How much oil does Saudi Arabia really have?
Much less than it claims it seems.
Matthew Simmons, after very extensive research, questioned the numbers that the Saudis were quoting back in 2005 when he published his comprehensive analysis in the seminal book “Twilight in the Desert“.
Simmons extensive documentation showed that Saudi oilfields were being exploited too hastily or vigorously. He explained the risks associated with overproducing and that this meant that oil fields were irreparably damaged which meant that far more oil was being permanently left behind. Overproducing, he showed, brought more immediate returns but reduces the longevity of a field and the amount of oil that can ultimately be recovered.
The inescapable conclusion of his book, based on the evidence,was that Saudi oil production is at,or nearing, its peak sustainable level, and that it is likely to start dropping irreversibly in the quite foreseeable future. He wrote that book in 2005.
And he went on to state that when that decline happened the decline rate would probably be quite steep because the experimental use of water injection to maintain reservoir pressure right at the start of the fields’ development—rather than at the end, as is standard—had depleted the supplies.
That creates a problem for Saudi Arabia since it depends on oil for 90% of its exports and 75% of its government revenues. Oil accounts for 45% of GDP in this sparsely populated country of 25 million people. However, as the price increases it will still do very well.
Of more global significance was that since Saudi Arabia was the only country with any spare oil production capacity, peak oil in Saudi means peak oil for the world.
Simmon’s book caused major ripples.
Now it’s the much simpler and more direct Wikileaks that is causing ripples in the oil world for the same reason. They have released a cable to Washington by US diplomats based in Dhahran says that Saudi Arabia may not have enough oil reserves to prevent the global price of oil rising sharply. Set now against the backgound of massive and demonstrations throughout the Middle East and the concern that these may go viral this has set the oil world on edge.
The cables quote Al-Husseini as saying that the crude oil reserves of Saudi Arabia may have been overstated by up to 40%. That’s a lot of oil. Al –Husseini is the former head of exploration at Saudi Aramco. According to the cables he does not think the current reserves of 716 billion barrels are real figures.
So the price of oil in the world also depends on Saudi Arabia’s ability to control it. Is this coming to an end? And if there is any truth in the WikiLeaks statements, now disclaimed, does that mean Peak Oil is a great deal sooner than thought -around 2012?

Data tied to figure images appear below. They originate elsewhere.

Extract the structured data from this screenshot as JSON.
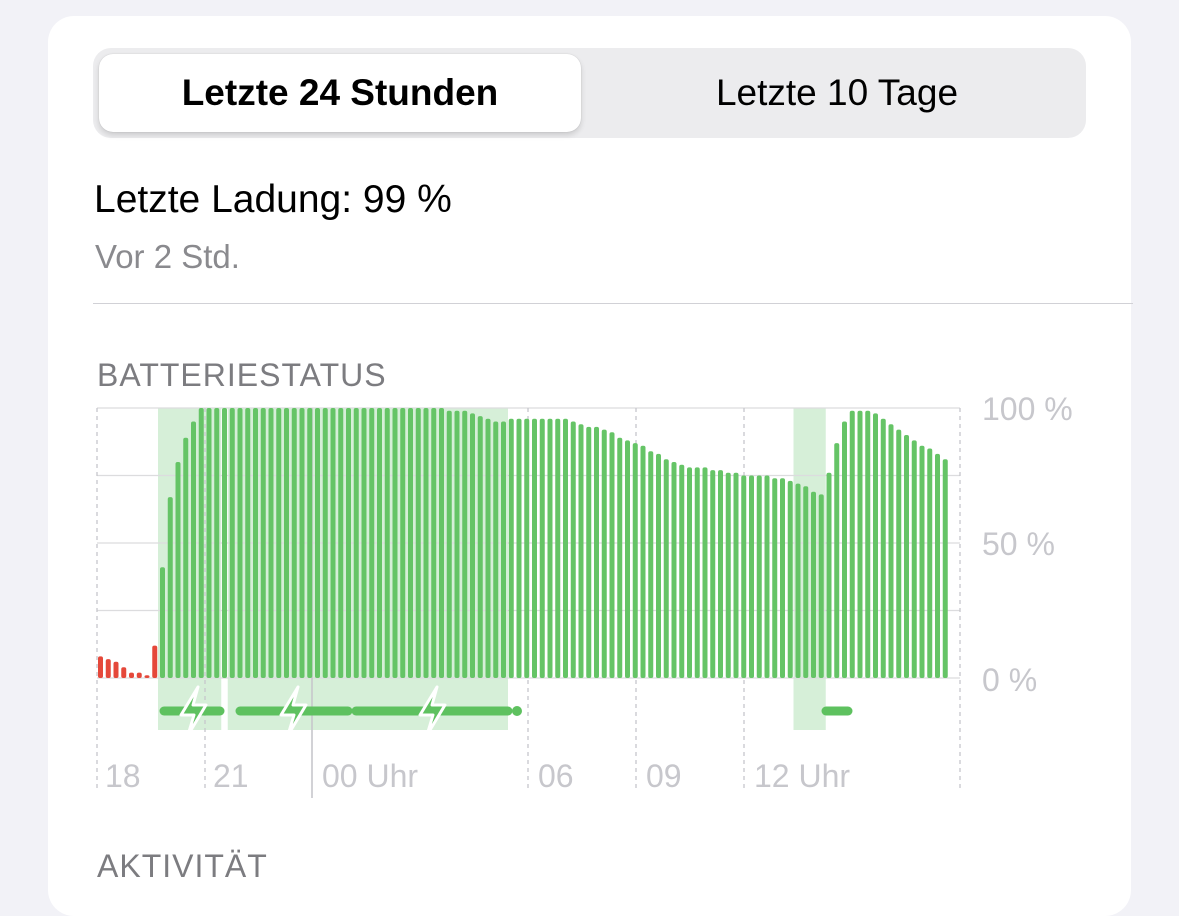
{
  "tabs": {
    "selected": "Letzte 24 Stunden",
    "other": "Letzte 10 Tage"
  },
  "last_charge": {
    "title": "Letzte Ladung: 99 %",
    "subtitle": "Vor 2 Std."
  },
  "battery_section": {
    "title": "BATTERIESTATUS"
  },
  "activity_section": {
    "title": "AKTIVITÄT"
  },
  "colors": {
    "battery_bar": "#65c466",
    "low_battery_bar": "#e5483a",
    "charging_background": "#d6efd8",
    "charging_indicator": "#5ec15f"
  },
  "chart_data": {
    "type": "bar",
    "title": "BATTERIESTATUS",
    "x_tick_labels": [
      "18",
      "21",
      "00 Uhr",
      "06",
      "09",
      "12 Uhr"
    ],
    "y_tick_labels": [
      "100 %",
      "50 %",
      "0 %"
    ],
    "ylim": [
      0,
      100
    ],
    "grid": true,
    "series": [
      {
        "values": [
          8,
          7,
          6,
          4,
          2,
          2,
          1,
          12,
          41,
          67,
          80,
          89,
          95,
          100,
          100,
          100,
          100,
          100,
          100,
          100,
          100,
          100,
          100,
          100,
          100,
          100,
          100,
          100,
          100,
          100,
          100,
          100,
          100,
          100,
          100,
          100,
          100,
          100,
          100,
          100,
          100,
          100,
          100,
          100,
          100,
          99,
          99,
          99,
          98,
          97,
          96,
          95,
          95,
          96,
          96,
          96,
          96,
          96,
          96,
          96,
          96,
          95,
          94,
          93,
          93,
          92,
          91,
          89,
          88,
          87,
          86,
          84,
          83,
          81,
          80,
          79,
          78,
          78,
          78,
          77,
          77,
          76,
          76,
          75,
          75,
          75,
          75,
          74,
          74,
          73,
          72,
          71,
          69,
          68,
          76,
          87,
          95,
          99,
          99,
          99,
          98,
          96,
          94,
          92,
          90,
          88,
          86,
          85,
          83,
          81
        ]
      }
    ],
    "low_battery_bar_count": 8,
    "charging_period_bar_ranges": [
      [
        8,
        15
      ],
      [
        17,
        52
      ],
      [
        90,
        93
      ]
    ],
    "charging_indicator_count": 3
  }
}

As we saw the rise and rise of oil up until 2008 and then the GFC hit the price of everything, the WikiLeaks cables do not have any real element of surprise. And peak oil in 2012 sounds a distinct possibility .
Al –Husseini now claims that he was misquoted. But it is certainly fair to say that there has been a rather large question mark hanging over the oil producing capacity of the biggest oil producer in the world for some time.

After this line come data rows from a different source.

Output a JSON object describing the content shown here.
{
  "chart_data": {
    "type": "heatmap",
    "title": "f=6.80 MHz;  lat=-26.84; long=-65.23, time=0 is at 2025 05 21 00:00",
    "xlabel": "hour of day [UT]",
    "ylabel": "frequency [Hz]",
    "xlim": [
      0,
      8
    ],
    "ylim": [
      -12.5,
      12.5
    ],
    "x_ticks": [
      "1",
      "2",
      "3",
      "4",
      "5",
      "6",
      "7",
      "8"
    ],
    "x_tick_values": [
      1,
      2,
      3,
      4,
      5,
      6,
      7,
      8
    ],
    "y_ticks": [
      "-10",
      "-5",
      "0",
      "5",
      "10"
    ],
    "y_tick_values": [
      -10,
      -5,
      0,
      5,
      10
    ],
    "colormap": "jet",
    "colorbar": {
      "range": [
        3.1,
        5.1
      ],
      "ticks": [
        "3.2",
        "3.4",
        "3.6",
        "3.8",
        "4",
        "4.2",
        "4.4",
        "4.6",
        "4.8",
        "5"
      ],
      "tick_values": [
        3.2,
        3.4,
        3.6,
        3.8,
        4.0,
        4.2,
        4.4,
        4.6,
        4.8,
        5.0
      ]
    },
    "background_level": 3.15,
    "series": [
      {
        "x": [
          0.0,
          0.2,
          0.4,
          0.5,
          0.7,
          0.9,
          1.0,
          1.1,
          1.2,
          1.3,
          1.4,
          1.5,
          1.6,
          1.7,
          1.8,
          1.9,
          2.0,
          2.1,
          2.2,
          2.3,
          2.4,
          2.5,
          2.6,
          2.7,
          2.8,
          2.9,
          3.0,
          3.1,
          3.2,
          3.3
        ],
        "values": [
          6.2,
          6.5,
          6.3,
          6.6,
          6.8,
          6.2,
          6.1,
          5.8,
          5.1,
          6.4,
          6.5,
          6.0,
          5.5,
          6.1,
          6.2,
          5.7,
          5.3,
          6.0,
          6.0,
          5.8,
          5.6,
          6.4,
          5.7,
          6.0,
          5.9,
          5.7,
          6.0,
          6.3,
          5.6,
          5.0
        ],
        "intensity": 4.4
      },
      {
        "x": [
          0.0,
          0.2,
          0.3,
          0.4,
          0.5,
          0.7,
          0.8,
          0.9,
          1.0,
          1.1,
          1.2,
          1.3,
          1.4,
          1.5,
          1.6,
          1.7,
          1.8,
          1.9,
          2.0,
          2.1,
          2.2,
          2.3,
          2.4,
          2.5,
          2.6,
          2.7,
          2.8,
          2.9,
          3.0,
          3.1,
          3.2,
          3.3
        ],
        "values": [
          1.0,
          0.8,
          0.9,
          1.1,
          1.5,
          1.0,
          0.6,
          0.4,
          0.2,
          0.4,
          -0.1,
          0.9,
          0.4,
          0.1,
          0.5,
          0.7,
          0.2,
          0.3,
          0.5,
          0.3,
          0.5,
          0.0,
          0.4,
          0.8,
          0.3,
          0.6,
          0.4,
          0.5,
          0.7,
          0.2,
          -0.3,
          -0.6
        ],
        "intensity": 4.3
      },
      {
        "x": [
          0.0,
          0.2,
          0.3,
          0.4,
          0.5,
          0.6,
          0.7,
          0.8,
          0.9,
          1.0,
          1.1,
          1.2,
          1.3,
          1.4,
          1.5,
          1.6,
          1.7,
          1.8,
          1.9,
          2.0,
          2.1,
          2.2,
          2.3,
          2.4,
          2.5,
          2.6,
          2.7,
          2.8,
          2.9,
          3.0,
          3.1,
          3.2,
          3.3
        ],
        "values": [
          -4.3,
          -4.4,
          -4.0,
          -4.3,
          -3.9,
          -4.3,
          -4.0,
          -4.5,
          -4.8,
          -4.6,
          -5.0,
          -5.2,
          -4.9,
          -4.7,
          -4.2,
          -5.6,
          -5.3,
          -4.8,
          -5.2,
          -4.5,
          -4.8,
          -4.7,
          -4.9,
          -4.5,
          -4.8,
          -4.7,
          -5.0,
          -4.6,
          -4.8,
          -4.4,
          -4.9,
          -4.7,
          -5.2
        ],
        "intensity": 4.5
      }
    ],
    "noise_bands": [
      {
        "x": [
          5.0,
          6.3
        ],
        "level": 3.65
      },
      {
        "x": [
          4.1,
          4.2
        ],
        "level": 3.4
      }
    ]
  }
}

Meanwhile it seems that even if you are the world’s top oil producer, you need to save energy. The Saudi Water and Power Minister has announced plans to cut up to 40% of its energy use , mostly through insulation. Power demand is growing at 8 % per annum, and air conditioners make up 70-80% of the energy used, so insulation is predicted to lower energy usage by up to 40%. Without such savings the Saudis could have another 3 million barrels per day of oil less to export.